The seeds of community lay in our commitments. When people are committed to something together, perhaps to a common cause or a relationship, community could happen.

Community cannot happen if we are by ourselves in our commitments.

The husband and wife who spend little or no time together; or people house sharing, eating separately, and with a TV in each bedroom; or people working for social justice by themselves.   

Community requires a certain amount of time spent together and being present to each other.

So we can say that community can begin to stir when we make the decision to be conscious of and present to each other in our commitments, seeking mutuality and support from one another.

Co-workers who start taking lunch together; or the friendship group that meets for drinks; or the social justice group.
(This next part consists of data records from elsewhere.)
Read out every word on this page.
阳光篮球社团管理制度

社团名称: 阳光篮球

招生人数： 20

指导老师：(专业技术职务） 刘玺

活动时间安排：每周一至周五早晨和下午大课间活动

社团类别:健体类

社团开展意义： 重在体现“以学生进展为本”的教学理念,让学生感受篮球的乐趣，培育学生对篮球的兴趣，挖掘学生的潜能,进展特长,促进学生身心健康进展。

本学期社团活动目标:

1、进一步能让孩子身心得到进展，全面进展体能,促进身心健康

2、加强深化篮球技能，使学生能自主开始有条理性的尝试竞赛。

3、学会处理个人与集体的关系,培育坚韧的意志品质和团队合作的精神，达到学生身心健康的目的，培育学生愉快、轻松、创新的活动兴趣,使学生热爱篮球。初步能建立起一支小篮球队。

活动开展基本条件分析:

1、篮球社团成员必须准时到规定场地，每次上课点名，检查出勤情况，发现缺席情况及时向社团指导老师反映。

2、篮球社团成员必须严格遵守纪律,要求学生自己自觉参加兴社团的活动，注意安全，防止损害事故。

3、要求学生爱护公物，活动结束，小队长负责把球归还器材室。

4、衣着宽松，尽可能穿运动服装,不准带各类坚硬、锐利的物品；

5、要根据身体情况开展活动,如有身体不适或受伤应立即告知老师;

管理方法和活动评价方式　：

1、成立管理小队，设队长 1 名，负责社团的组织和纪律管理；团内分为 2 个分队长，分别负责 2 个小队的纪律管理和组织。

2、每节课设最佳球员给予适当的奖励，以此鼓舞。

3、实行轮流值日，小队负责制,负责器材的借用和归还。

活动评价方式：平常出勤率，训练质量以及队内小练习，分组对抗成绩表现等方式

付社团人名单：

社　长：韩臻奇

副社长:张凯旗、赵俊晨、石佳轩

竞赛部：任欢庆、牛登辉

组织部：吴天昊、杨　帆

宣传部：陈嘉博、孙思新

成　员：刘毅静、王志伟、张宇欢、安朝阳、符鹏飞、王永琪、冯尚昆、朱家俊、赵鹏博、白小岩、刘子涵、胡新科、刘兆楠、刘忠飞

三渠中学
As this turning to each other starts to happen, something else happens: our personalities and temperaments begin to interact. Likes and dislikes begin to emerge. Talking with one person is easier than talking with another person. Given enough time together, some of the judgements, the hurts, the longings, the joys, the annoyances (and more) that live in us will stir and surface.

Within us there is who we truly are and there is what stops us from expressing who we truly are. What stops this expression started as a defence and a protection of who we are in the midst of an overwhelming and primal experience of the world. For most of us, defence and protection has (to some extent) taken over and assumed the role of who we are.
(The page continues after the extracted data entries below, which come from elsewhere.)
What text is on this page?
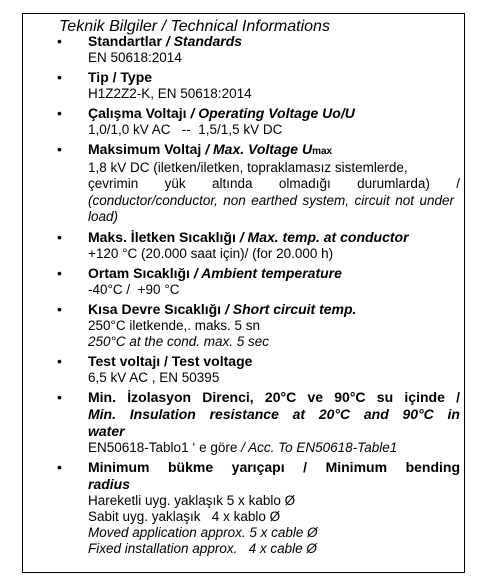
Teknik Bilgiler / Technical Informations
• Standartlar / Standards
EN 50618:2014
• Tip / Type
H1Z2Z2-K, EN 50618:2014
• Çalışma Voltajı / Operating Voltage Uo/U
1,0/1,0 kV AC   --  1,5/1,5 kV DC
• Maksimum Voltaj / Max. Voltage Umax
1,8 kV DC (iletken/iletken, topraklamasız sistemlerde,
çevrimin yük altında olmadığı durumlarda) /
(conductor/conductor, non earthed system, circuit not under load)
• Maks. İletken Sıcaklığı / Max. temp. at conductor
+120 °C (20.000 saat için)/ (for 20.000 h)
• Ortam Sıcaklığı / Ambient temperature
-40°C /  +90 °C
• Kısa Devre Sıcaklığı / Short circuit temp.
250°C iletkende,. maks. 5 sn
250°C at the cond. max. 5 sec
• Test voltajı / Test voltage
6,5 kV AC , EN 50395
• Min. İzolasyon Direnci, 20°C ve 90°C su içinde /
Min. Insulation resistance at 20°C and 90°C in
water
EN50618-Tablo1 ‘ e göre / Acc. To EN50618-Table1
• Minimum bükme yarıçapı / Minimum bending
radius
Hareketli uyg. yaklaşık 5 x kablo Ø
Sabit uyg. yaklaşık   4 x kablo Ø
Moved application approx. 5 x cable Ø
Fixed installation approx.   4 x cable Ø
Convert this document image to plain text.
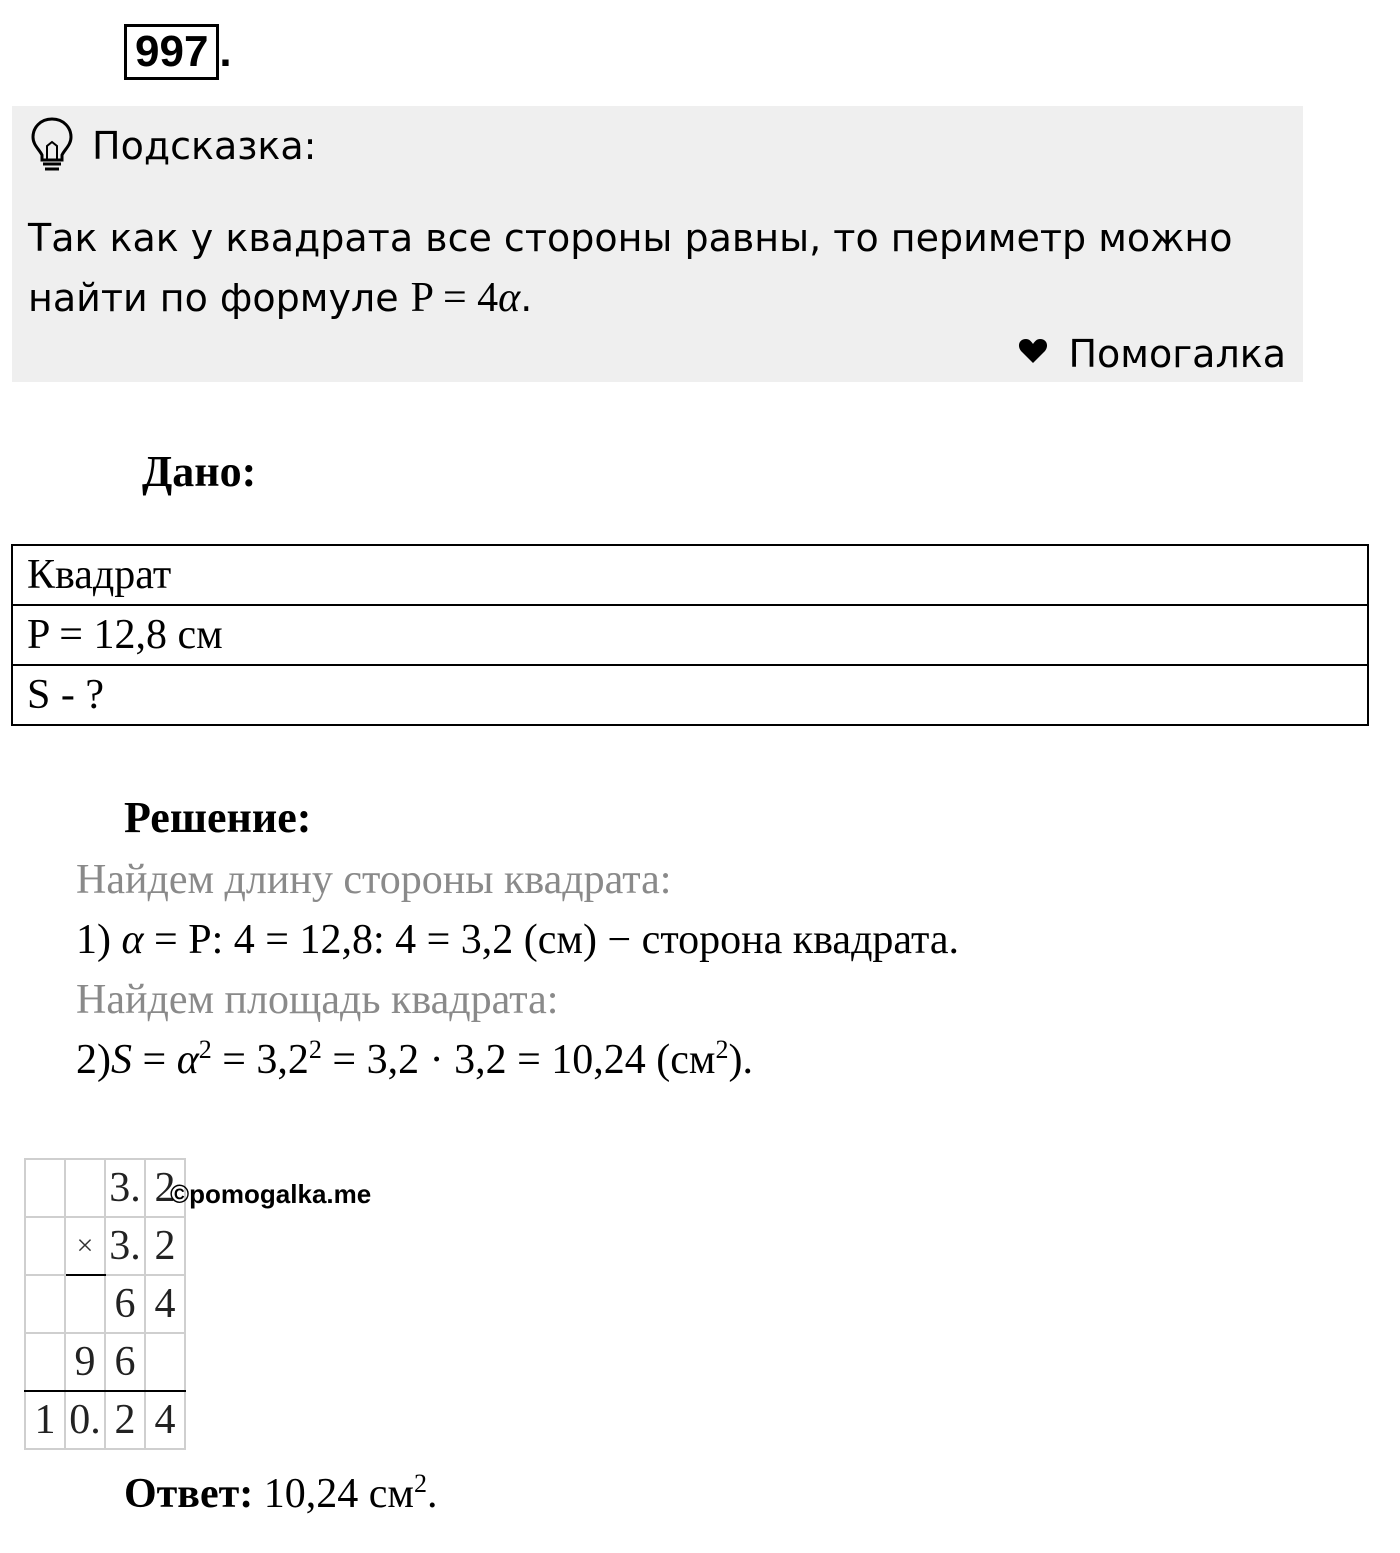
997 .
Подсказка:
Так как у квадрата все стороны равны, то периметр можно найти по формуле P = 4α.
Помогалка
Дано:
Квадрат
P = 12,8 см
S - ?
Решение:
Найдем длину стороны квадрата:
1) α = P: 4 = 12,8: 4 = 3,2 (см) − сторона квадрата.
Найдем площадь квадрата:
$2)S = \alpha^2 = 3,2^2 = 3,2 \cdot 3,2 = 10,24$ $(см^2)$.
		3.	2
	×	3.	2
		6	4
	9	6	
1	0.	2	4
©pomogalka.me
Ответ: 10,24 $см^2$.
Whatever the case, as we turn to each other, and relating begins to happen, it is then that our egos become involved.

When egos rub there is a choice: we can practice staying present to this experience or we can opt out. Community starts to happen when we remain present to the tension of egos rubbing. We may go through periods of disassociating from the others we are committed to. We may repress the inner tension that is happening as we relate, or we may project it onto others calling them what we dislike or hate in ourselves. In community, we stay present to the patterns and ploys of the ego.

Maybe at this point we might ask ourselves: what is happening, why do I do this? With these questions honesty begins and self-knowledge can grow. For there to be community, there needs to be honesty.

So if community stirs when we are conscious of and present to each other, it begins to be nurtured when we commit to honesty, with ourselves and (when appropriate) with each other.

Many have discovered that, for them, it is too hard to do this without the divine life. This life provides context. And divinity heals us for each other in ways that we cannot do ourselves.

A common prayer life grows in the midst of this. We prayer together so that we might be able to love: ourselves, each other, the world, and God.

It is important that community prayer does not replace individual prayer. Both become a part of each other.

So if community stirs when we are conscious of and present to each other, and it begins to be nurtured when we commit to honesty, for many of us community matures as we pray, both together and alone.